How to construct Binary Search Tree bottom-up

Question

Given a sorted array, it is very easy to visualize a BST from it in a top-down manner. For example, if the array is [1,2,3,4,5,6,7], we can see that the root will be the middle element, that is 4. To its left there will be a subtree whose root is the middle of the array slice to the left of 4, that is 2. In the same way it will be similar in the right also.

How can we do this visualization for the bottom-up approach to constructing the BST? Basically I am trying to understand the algorithm to construct a BST from a sorted linked list, which takes O(N) in bottom-up manner, and O(Nlog N) in topdown manner. So I need to understand how it builds bottom-up.

Answer 1

Consider: http://www.leetcode.com/2010/11/convert-sorted-list-to-balanced-binary.html

BinaryTree* sortedListToBST(ListNode *& list, int start, int end) {
  if (start > end) return NULL;
  // same as (start+end)/2, avoids overflow
  int mid = start + (end - start) / 2;
  BinaryTree *leftChild = sortedListToBST(list, start, mid-1);
  BinaryTree *parent = new BinaryTree(list->data);
  parent->left = leftChild;
  list = list->next;
  parent->right = sortedListToBST(list, mid+1, end);
  return parent;
}

BinaryTree* sortedListToBST(ListNode *head, int n) {
  return sortedListToBST(head, 0, n-1);
}

Let's write out some of the recursive calls:

0 1 2 3 4 5 6 7 8 -> sortedListToBST(list, 0, 3) [A]
0 1 2 3           -> sortedListToBST(list, 0, 0) [B]
0                 -> sortedListToBST(list, 0, -1) [C]
*                 -> NULL [D]

[D] will return NULL.

Now, in [C], we will have leftChild = NULL and parent = 0 (first node in the list). The parent's left child will be NULL, and the list progresses. [C] will then call sortedListToBst(1, 0), which will return NULL, so the right child of parent will also be NULL. Your tree so far looks like this:

        0
     /     \
  null     null

Now, this will be returned to the left call in [B], so leftChild = 0 = the above in [B]. The parent in [B] will set itself to 1 (the second node in the list, note that we advanced the list head in a previous call - the list is global / passed by reference). Its left child will be set to what you compute in the previous step (the above tree). Your tree now looks like this:

        1
      /
     0
  /     \
null   null

The list is advanced again, pointing to 2. A recursive call sortedListToBST(list, 2, 3) will be made from [B], which will trigger multiple recursive calls.
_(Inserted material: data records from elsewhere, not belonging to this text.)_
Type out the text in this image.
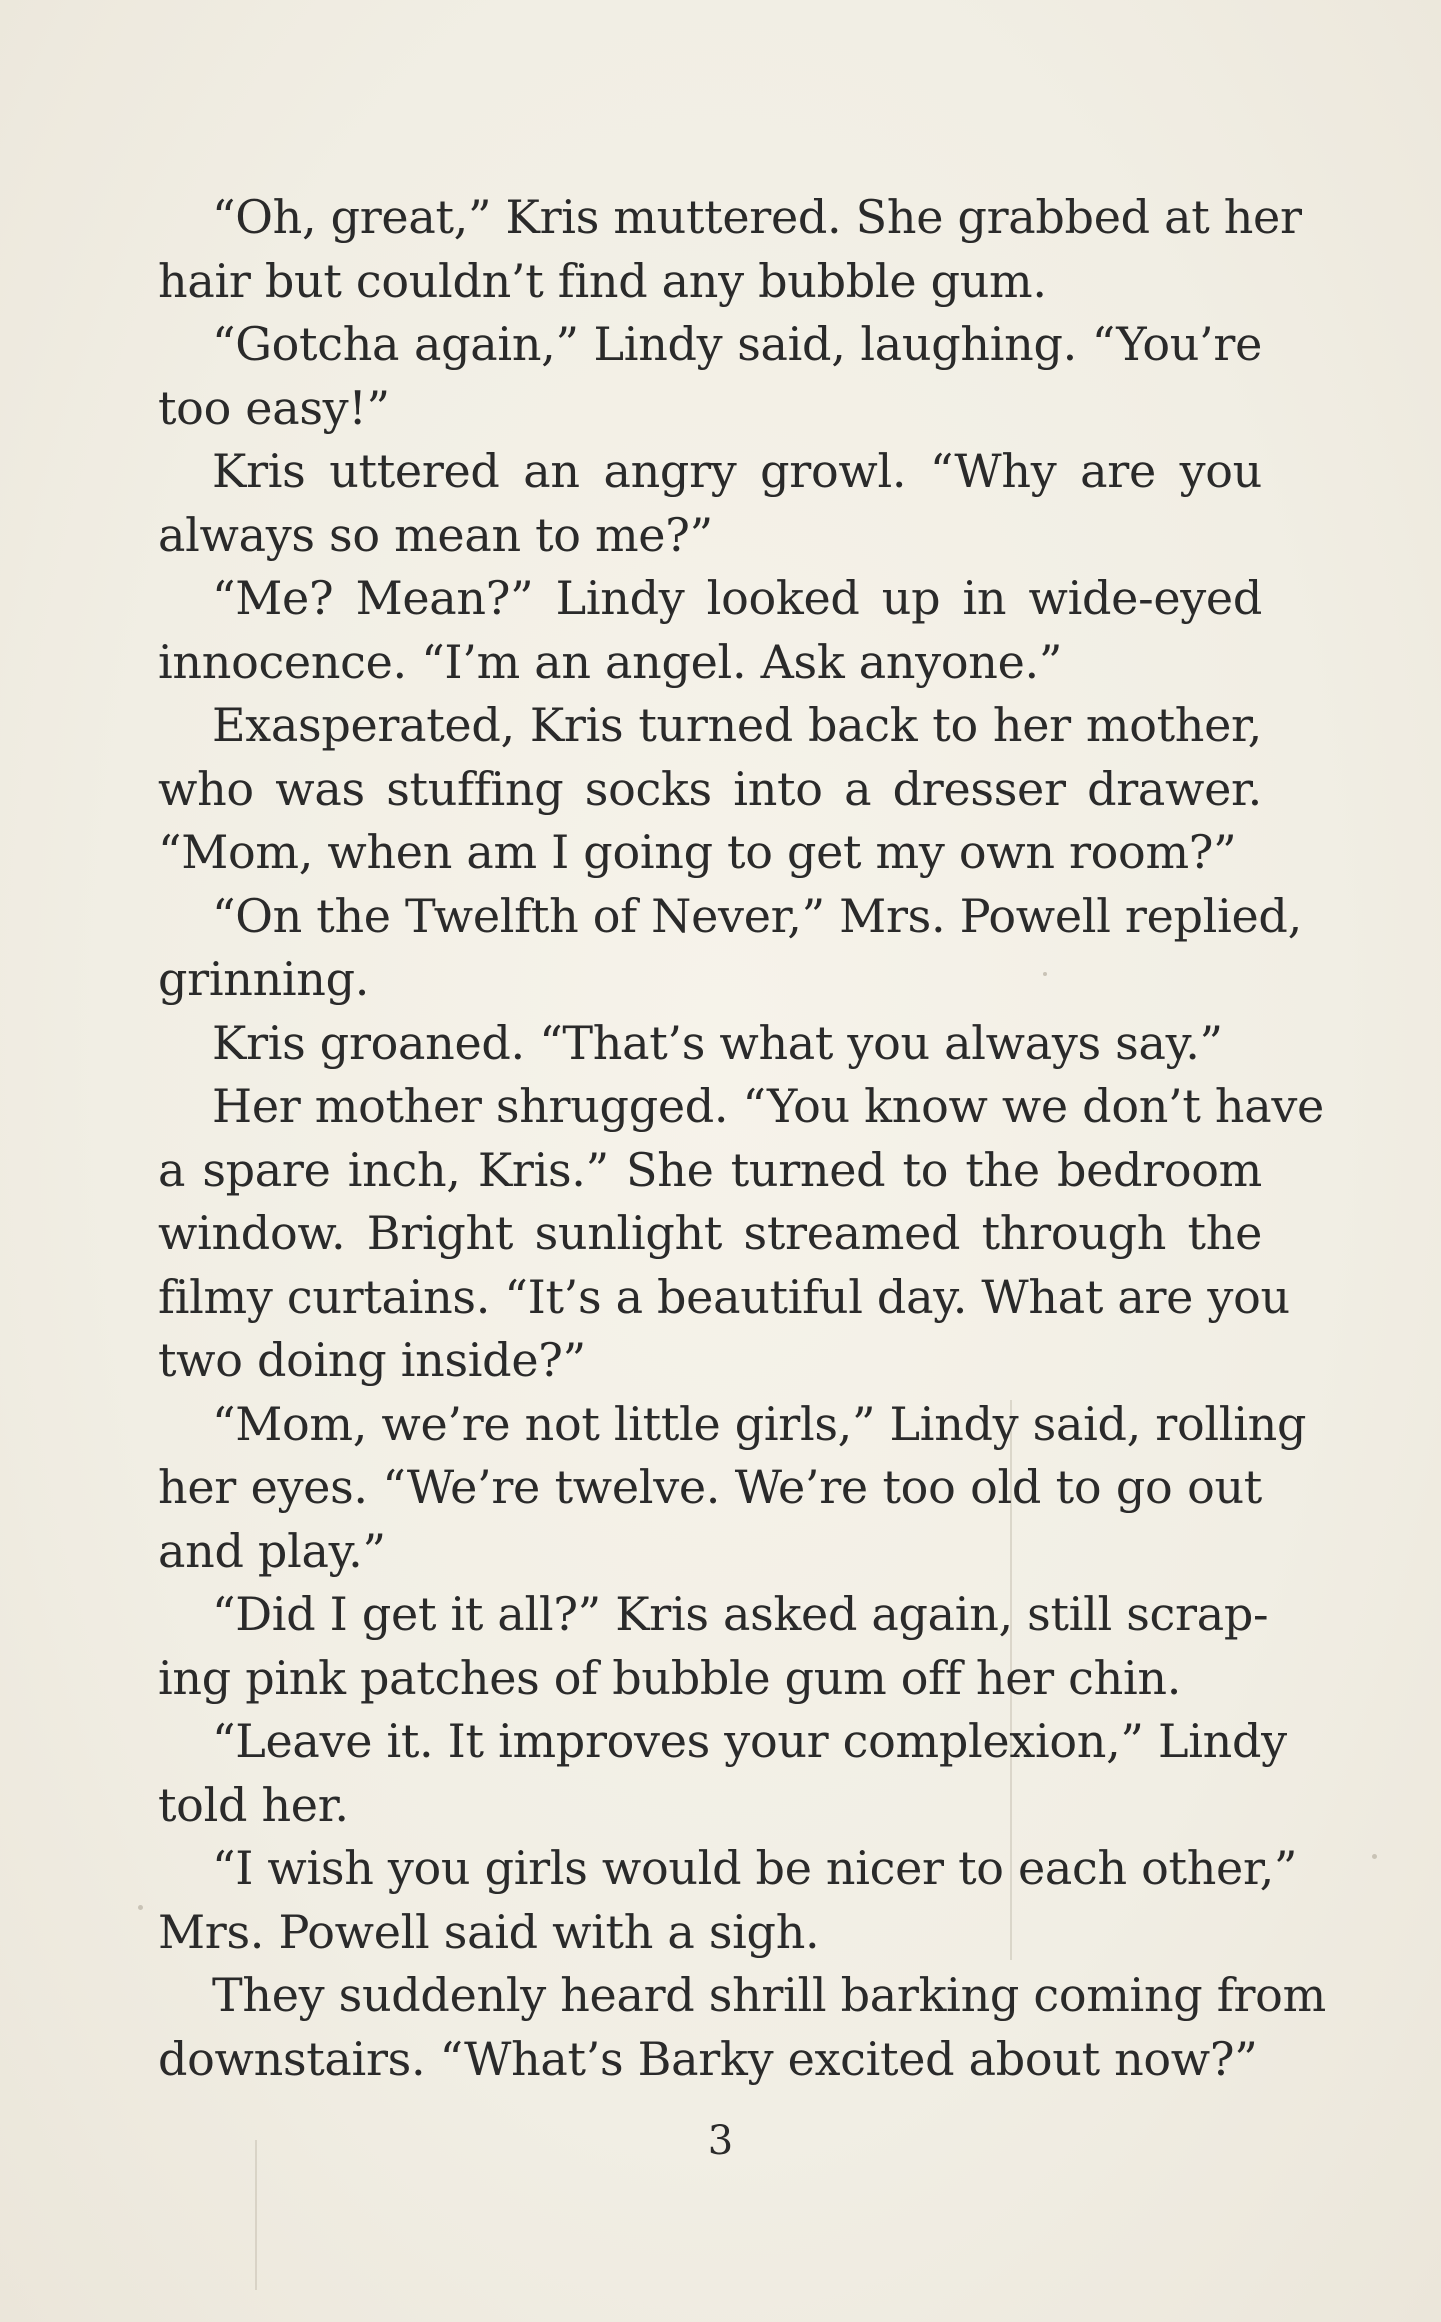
“Oh, great,” Kris muttered. She grabbed at her
hair but couldn’t find any bubble gum.
“Gotcha again,” Lindy said, laughing. “You’re
too easy!”
Kris uttered an angry growl. “Why are you
always so mean to me?”
“Me? Mean?” Lindy looked up in wide-eyed
innocence. “I’m an angel. Ask anyone.”
Exasperated, Kris turned back to her mother,
who was stuffing socks into a dresser drawer.
“Mom, when am I going to get my own room?”
“On the Twelfth of Never,” Mrs. Powell replied,
grinning.
Kris groaned. “That’s what you always say.”
Her mother shrugged. “You know we don’t have
a spare inch, Kris.” She turned to the bedroom
window. Bright sunlight streamed through the
filmy curtains. “It’s a beautiful day. What are you
two doing inside?”
“Mom, we’re not little girls,” Lindy said, rolling
her eyes. “We’re twelve. We’re too old to go out
and play.”
“Did I get it all?” Kris asked again, still scrap-
ing pink patches of bubble gum off her chin.
“Leave it. It improves your complexion,” Lindy
told her.
“I wish you girls would be nicer to each other,”
Mrs. Powell said with a sigh.
They suddenly heard shrill barking coming from
downstairs. “What’s Barky excited about now?”
3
It's a lot to write / explain, but hopefully this sets you on the right track. It should be easier to follow on paper.

Answer 2

if you have a sorted input then creating a binary Tree is simple as it looks coz dividing the array by three parts left+mid+right at each stage recursively and attaching left and right to the parent/mid while backtracking will create the binary tree (Note its not Binary Search Tree that we built, but it is BST becoz of the nature of the input that it was sorted). Since we build the tree while backtracking, each element(root+internal nodes) might be accessed atmost 2 times (1 time when partitioning and other time when backtracking and assigning children) so the time complexity maybe atmost O(2n) or O(n) in general. Though it might look as if we build tree from top-down, since we perform recursion, but actually we build the tree bottom-up coz the nodes are constructed and interconnected to form subtrees when backtracking.

This also has an interesting fact that the the tree formed will surely be a complete binary tree which has all levels completely filled except last level where nodes are filled from left to right.

A Perfect(Complete+Balanced) Binary Tree can be obtained where all levels are completely filled including last level when input size is a power of 2.

A balanced(abs(leftHeight)-abs(rightHeight)<=1) Tree built using this technique can be a Perfect binary Tree or Complete binary Tree with last level having only leftmost one node.

This works for both Arrays and linked Lists.